Prostitutes 
          entering heaven
          
           By
          Fr. ROY CIMAGALA,
          roycimagala@gmail.com
By
          Fr. ROY CIMAGALA,
          roycimagala@gmail.com
          January 8, 2017
          LEST you get scandalized, it 
          was Christ himself who said so. Let us cite the exact quotation: 
          ‘“Which of the two did what his father wanted?’ ‘The first,’ they 
          answered. Jesus said to them, ‘Truly I tell you, the tax collectors 
          and the prostitutes are entering the kingdom of God ahead of you.’” 
          (Mt 21,31)
          Of course, the context was 
          the precious lesson Christ wanted to highlight as to what would 
          comprise fulfilling God’s will. He mentioned about two brothers. The 
          first was asked to work in the vineyard, and said no, but later on, 
          changed his mind and went to work. The second said yes, but actually 
          did not go.
          The precious lesson Christ 
          wanted to impart is that what really matters is doing and not simply 
          saying to do God’s will, even if at the beginning one declines to do 
          God’s will. An important part of this lesson is the need for 
          repentance and conversion in our life.

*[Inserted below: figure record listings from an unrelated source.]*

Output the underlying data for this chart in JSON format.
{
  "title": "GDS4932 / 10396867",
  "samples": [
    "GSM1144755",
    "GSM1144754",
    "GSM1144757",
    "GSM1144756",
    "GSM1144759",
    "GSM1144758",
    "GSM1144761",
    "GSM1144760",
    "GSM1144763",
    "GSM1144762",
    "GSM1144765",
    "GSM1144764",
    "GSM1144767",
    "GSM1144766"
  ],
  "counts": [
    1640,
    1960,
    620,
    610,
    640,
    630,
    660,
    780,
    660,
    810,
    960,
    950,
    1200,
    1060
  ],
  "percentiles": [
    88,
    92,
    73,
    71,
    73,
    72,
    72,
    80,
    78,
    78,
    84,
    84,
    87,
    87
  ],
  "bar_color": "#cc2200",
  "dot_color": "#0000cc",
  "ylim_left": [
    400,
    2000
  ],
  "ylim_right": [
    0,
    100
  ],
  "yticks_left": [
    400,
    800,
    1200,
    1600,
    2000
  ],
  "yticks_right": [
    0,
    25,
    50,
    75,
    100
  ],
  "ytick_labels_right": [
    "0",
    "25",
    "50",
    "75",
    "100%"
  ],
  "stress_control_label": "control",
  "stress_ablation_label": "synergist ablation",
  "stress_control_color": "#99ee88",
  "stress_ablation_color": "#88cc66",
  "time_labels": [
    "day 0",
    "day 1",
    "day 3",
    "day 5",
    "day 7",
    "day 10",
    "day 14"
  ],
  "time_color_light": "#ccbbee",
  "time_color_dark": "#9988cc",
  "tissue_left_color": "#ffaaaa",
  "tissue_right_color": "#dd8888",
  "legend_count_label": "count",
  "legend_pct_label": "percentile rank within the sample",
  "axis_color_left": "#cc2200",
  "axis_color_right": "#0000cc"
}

          So the prostitutes referred 
          to in this particular episode are those who repented and who actually 
          did what Christ wanted them to do. They did not enter as prostitutes, 
          but as sinners who have repented.
          A significant lesson we can 
          also gather from this particular story, and one that should serve as a 
          constant warning to all of us, is that we have to be most careful when 
          we think we are already good enough because of certain good things we 
          have or have done, but still have failed to be very faithful to God’s 
          will.
          This is the lesson embedded 
          in that saying that “the good is the enemy of the best,” that is the 
          very germ of that most insidious spiritual illness called spiritual 
          complacency and lukewarmness. That’s when we think we are good enough. 
          There’s no need to be better.
          We have to understand that 
          conversion is a continuing need for all of us. We can never say that 
          we are good enough and that we do not need further conversions. We 
          should not forget that we are all sinners even in the best condition 
          of our earthly life.
          For this to happen, we need 
          to be humble, which can be the result of the keen awareness of our 
          sinfulness. It’s when we think we are sinless or with little and 
          negligible sin that we fail to realize the need for conversion.
          We should never allow 
          whatever good we have done to lull us to think that we are good enough 
          and that we don’t need another conversion.
          I refer more to people who 
          have been doing good all these years, but somehow are stuck at a 
          certain point in their spiritual life. Doing good for them has become 
          a kind of set routine that is turning to be more mechanical than 
          spiritual, leaving an impressive shell but slowly being deprived of 
          substance, desensitizing them from the urge for another conversion.
          The mark of true saints is 
          precisely this hunger and thirst for repentance and conversion. 
          Whatever good they did humbled them instead of leaving them proud. 
          They knew who and what was behind all the accomplishments they made, 
          and were more keenly aware of their inadequacies, their mistakes, 
          faults, infidelities, etc.
          It’s not that they led a 
          miserable life of having a dark outlook in life and a negative 
          attitude toward their own selves. They were a happy lot, whose joy 
          sprang from their living and faithful union with God, their father, 
          but aware of their total dependence on God.
          It’s their driving love for 
          God and souls that keep them feeling always the need for penance and 
          conversion. It’s not just fear of sin and evil that provokes this 
          hunger. It’s love of God and souls. It’s this love that made them see 
          more things that they need to do. It’s this love for God and souls 
          that would make them feel that they have to go further than what so 
          far they have accomplished.
          This love has no limits. It 
          does not have the word ‘enough’ in its vocabulary. It always urges 
          them to do more to be more and better.
          That is why it is often 
          given as a spiritual advice that one forgets himself completely and 
          just thinks of God and the others. Not only that, but also that one’s 
          true growth and development toward human maturity and Christian 
          perfection is measured to the extent that one thinks of God and the 
          others and does things for them.
          It might be good to 
          replicate in oneself a true act of contrition that is involved in a 
          conversion of a prostitute.